I, myself, was on the Standing Committee on Environment and Sustainable Development when this bill was being studied. I asked questions about certain aspects of the bill that might be improved, to ensure that we had a sounder approach.
To explain the bill a little, it requires that the Minister of the Environment and Climate Change develop and implement a national strategy for the safe disposal of bulbs containing mercury. It asks the minister, in cooperation with the provinces, the territories, industry stakeholders, and environmental groups, to work on establishing a national strategy for the safe disposal of bulbs containing mercury. It also asks the minister to monitor and rigorously evaluate the effectiveness of the strategy.
On that point, I would personally have preferred that there be regulations to implement the strategy, but there are none in the bill. It is hard to have tangible action when there are no stringent regulations to be followed. This is one of the points in the strategy that could have been improved. As I was saying, this is a start, but the bill could have been tougher, firmer, and more rigorous.
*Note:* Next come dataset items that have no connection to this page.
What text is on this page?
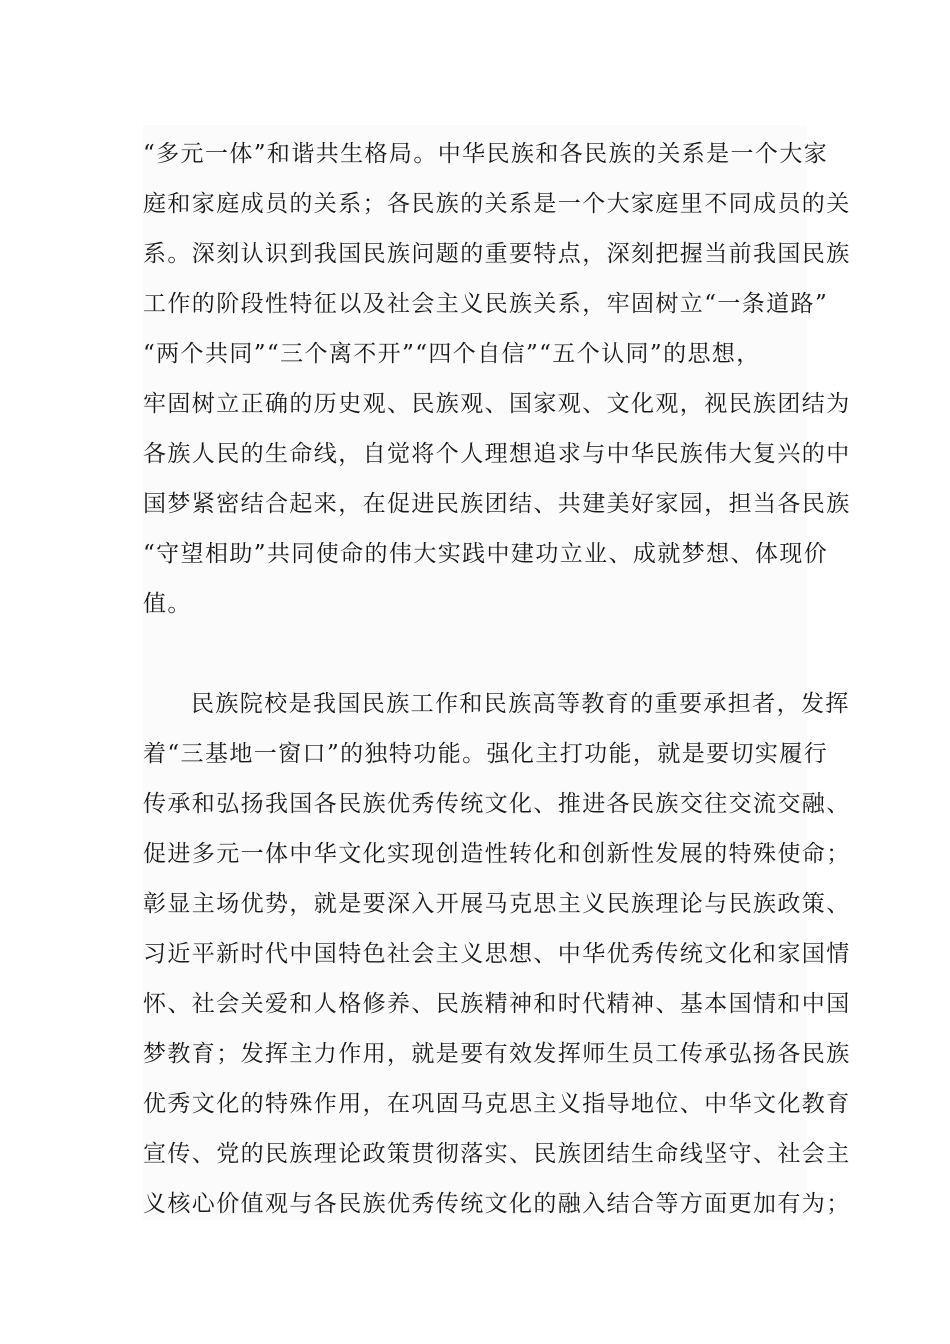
“多元一体”和谐共生格局。中华民族和各民族的关系是一个大家
庭和家庭成员的关系；各民族的关系是一个大家庭里不同成员的关
系。深刻认识到我国民族问题的重要特点，深刻把握当前我国民族
工作的阶段性特征以及社会主义民族关系，牢固树立“一条道路”
“两个共同”“三个离不开”“四个自信”“五个认同”的思想，
牢固树立正确的历史观、民族观、国家观、文化观，视民族团结为
各族人民的生命线，自觉将个人理想追求与中华民族伟大复兴的中
国梦紧密结合起来，在促进民族团结、共建美好家园，担当各民族
“守望相助”共同使命的伟大实践中建功立业、成就梦想、体现价
值。
民族院校是我国民族工作和民族高等教育的重要承担者，发挥
着“三基地一窗口”的独特功能。强化主打功能，就是要切实履行
传承和弘扬我国各民族优秀传统文化、推进各民族交往交流交融、
促进多元一体中华文化实现创造性转化和创新性发展的特殊使命；
彰显主场优势，就是要深入开展马克思主义民族理论与民族政策、
习近平新时代中国特色社会主义思想、中华优秀传统文化和家国情
怀、社会关爱和人格修养、民族精神和时代精神、基本国情和中国
梦教育；发挥主力作用，就是要有效发挥师生员工传承弘扬各民族
优秀文化的特殊作用，在巩固马克思主义指导地位、中华文化教育
宣传、党的民族理论政策贯彻落实、民族团结生命线坚守、社会主
义核心价值观与各民族优秀传统文化的融入结合等方面更加有为；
This is one of the first points.
Another point is that even though this is a federal responsibility, we are ultimately asking the municipalities to take action.
The risk is that the financial responsibility will be foisted on the municipalities. In reality, this is a federal government responsibility.
This is a concern I have shared with my colleague. Unfortunately, my concern has not been allayed and I am still worried. The financial burden of this federal responsibility should not be off-loaded on our colleagues in the municipalities. As we know, our colleagues in the municipalities already have their hands full and they have a lot of things they have to look after. They do not have a whole lot of ways to raise funds. We have to be careful not to weigh them down with more responsibilities.
I am going to talk a little about an extremely important principle when it comes to the environment: the expanded responsibility assigned to producers. It is important to understand this process, so that as little waste as possible ends up in landfill sites and so that it does not pollute those sites. That is why it is important to change the way we look at things. Unfortunately, we too often think that items that are no longer useful are trash or waste, when they should be thought of as resources. We should see trash as resources that can be reused at a later time.
Extended producer responsibility means that producers have to think about the parts or residual materials of an object that could be used for other purposes and that will be easy to recover and reuse at the end of the object's useful life. That is called extended producer responsibility. It is also known as cradle to cradle or circular economy. Instead of producing objects that will end up in the garbage and the landfill at the end of their useful life, producers should instead ensure that the various components of the object can be recovered later. This is especially important when there are other problems related to landfill sites, which are not easy to manage.
It is extremely important to ask questions in order to convert our economy into a circular economy. Producers need to take on extended responsibility. We cannot afford to keep throwing everything out. The planet has a lot of resources, but we must take better care of it than we are right now. It is extremely important.
Since 2001, the Canadian Council of Ministers of the Environment has been promoting standards to reduce the amount of mercury in lamps sold in Canada. Those measures were introduced a while ago. Unfortunately, things are moving too slowly, and there is still a long way to go. There are far too many lamps containing mercury in landfills. We will need to work much harder on this.
I will close by saying how tremendously important it is for the government to raise awareness. Without an awareness campaign, if people do not know where to take lamps containing mercury for safe disposal and potential reuse, the strategy will fail. It is vital that we back it up with a public awareness and information campaign so that everyone knows how to dispose of lamps containing mercury.
As I said, municipalities are doing excellent work in waste management, but managing waste, or, as I prefer to say, resources, containing mercury is the federal government's job. The feds must not download this responsibility on to municipalities. It is extremely important for the federal government to step up and support municipalities on this.